Arctic Circle

28. Dez 2025,

Arctic Circle
Arctic Circle

Man nehme einen Zirkel und platziere diesen direkt im Zentrum der Arktis, sprich am Nordpol. Das ist der Punkt – oder besser: die Region –, die den grössten Anziehungspunkt auf die meisten Kompassnadeln ausübt.

Der Nordpol wirkt auf viele enorm magnetisch. Vor allem auf Nadeln. 

Nun ziehe man mit dem erwähnten Zirkel einen grossen Kreis über diese attraktive blaue Kugel, die wir allgemein Planet Erde zu nennen pflegen.
Der Kreis trifft – und zwar auf Landmassen. Massige Landmassen.
Diese angrenzenden festen Ländereien befinden sich im Besitz verschiedener Nationen und sind von Wasser umgeben.
Das macht Kanada zu einer Drei-Küsten-Nation und führt zu dem oft zitierten Satz:
„Kanada – von Küste zu Küste zu Küste.“

Das Land grenzt im Osten an den Atlantik, im Westen an den Pazifik und im Norden an den Arktischen Ozean.
Der arktische Zirkel liegt geografisch auf 66° 34' nördlicher Breite.

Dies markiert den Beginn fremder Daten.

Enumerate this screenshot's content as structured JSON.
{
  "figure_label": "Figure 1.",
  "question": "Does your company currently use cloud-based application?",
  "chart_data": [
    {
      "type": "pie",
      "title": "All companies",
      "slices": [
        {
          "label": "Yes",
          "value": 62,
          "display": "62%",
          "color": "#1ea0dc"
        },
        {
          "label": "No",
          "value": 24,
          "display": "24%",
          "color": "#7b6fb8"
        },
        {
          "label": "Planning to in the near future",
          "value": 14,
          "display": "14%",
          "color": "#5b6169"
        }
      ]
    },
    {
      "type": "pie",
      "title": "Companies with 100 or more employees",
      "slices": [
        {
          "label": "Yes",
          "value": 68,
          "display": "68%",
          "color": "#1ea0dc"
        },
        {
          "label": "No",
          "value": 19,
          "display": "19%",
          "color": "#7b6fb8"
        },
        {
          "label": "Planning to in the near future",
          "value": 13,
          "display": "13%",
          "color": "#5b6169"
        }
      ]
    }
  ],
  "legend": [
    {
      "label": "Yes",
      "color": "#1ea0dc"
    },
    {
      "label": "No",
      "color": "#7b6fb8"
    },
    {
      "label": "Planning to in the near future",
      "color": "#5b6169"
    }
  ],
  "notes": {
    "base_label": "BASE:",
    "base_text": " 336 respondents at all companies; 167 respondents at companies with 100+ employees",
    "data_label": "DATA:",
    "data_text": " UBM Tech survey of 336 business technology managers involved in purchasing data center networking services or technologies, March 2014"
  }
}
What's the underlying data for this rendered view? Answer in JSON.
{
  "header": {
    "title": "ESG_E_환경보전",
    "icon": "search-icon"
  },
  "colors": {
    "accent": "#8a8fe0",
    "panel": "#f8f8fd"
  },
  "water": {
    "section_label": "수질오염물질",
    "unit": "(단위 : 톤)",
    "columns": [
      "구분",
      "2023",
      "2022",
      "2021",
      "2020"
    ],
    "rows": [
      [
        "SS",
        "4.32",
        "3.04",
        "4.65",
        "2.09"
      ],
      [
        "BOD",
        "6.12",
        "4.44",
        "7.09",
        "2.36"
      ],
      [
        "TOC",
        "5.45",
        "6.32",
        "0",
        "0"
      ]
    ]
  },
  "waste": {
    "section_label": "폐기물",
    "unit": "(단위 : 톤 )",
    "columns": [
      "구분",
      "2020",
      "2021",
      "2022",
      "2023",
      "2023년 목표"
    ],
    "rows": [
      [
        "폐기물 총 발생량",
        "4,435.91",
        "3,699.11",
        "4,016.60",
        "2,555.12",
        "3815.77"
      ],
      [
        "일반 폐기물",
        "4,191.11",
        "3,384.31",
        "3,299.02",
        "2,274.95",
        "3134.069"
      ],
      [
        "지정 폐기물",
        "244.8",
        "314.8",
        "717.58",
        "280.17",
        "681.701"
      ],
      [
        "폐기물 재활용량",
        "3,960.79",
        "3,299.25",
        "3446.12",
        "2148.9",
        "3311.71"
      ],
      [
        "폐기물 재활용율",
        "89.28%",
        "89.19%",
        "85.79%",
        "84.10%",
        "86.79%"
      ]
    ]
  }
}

Und wer steckt innerhalb dieses imaginär gezogenen Kreises?
Nun, das ist eine illustre Ansammlung von Ländern, die sich dort in der Kälte treffen:
Kanada ist prominent vertreten, Grönland (Dänemark) gehört natürlich dazu, ebenso die USA mit Alaska als nördlichem Zipfel.
Auf der gegenüberliegenden Seite liegt das grösste Land der Erde: Russland.
Und im südlicheren Bereich des Zirkels stossen auch Norwegen, Finnland und Schweden hinzu.

Die Arktis und ihr Kreis geraten wieder vermehrt ins Tagesgespräch.
Vor allem seitens der USA werden die Stimmen lauter, die über Einfluss und strategische Präsenz im Norden sprechen – bis hin zu den alten Fantasien einer „Annexion“ Grönlands, das übrigens nicht zu Norwegen, sondern zu Dänemark gehört.
Warum ist das Thema plötzlich wieder auf dem Tapet gelandet?

Aus kanadischer Sicht steht die Arktis für Souveränität und Sicherheit.
Die Canadian Armed Forces machen diesen Anspruch durch ihre Präsenz deutlich sichtbar.
Doch der Norden ist nicht leer, nicht „niemandes Land“, sondern die Heimat indigener Völker Kanadas.
Diese Gemeinschaften haben Mit- und Selbstbestimmungsrechte, die ihre Perspektive und ihr Wissen in jede politische Entscheidung über den arktischen Raum einbringen.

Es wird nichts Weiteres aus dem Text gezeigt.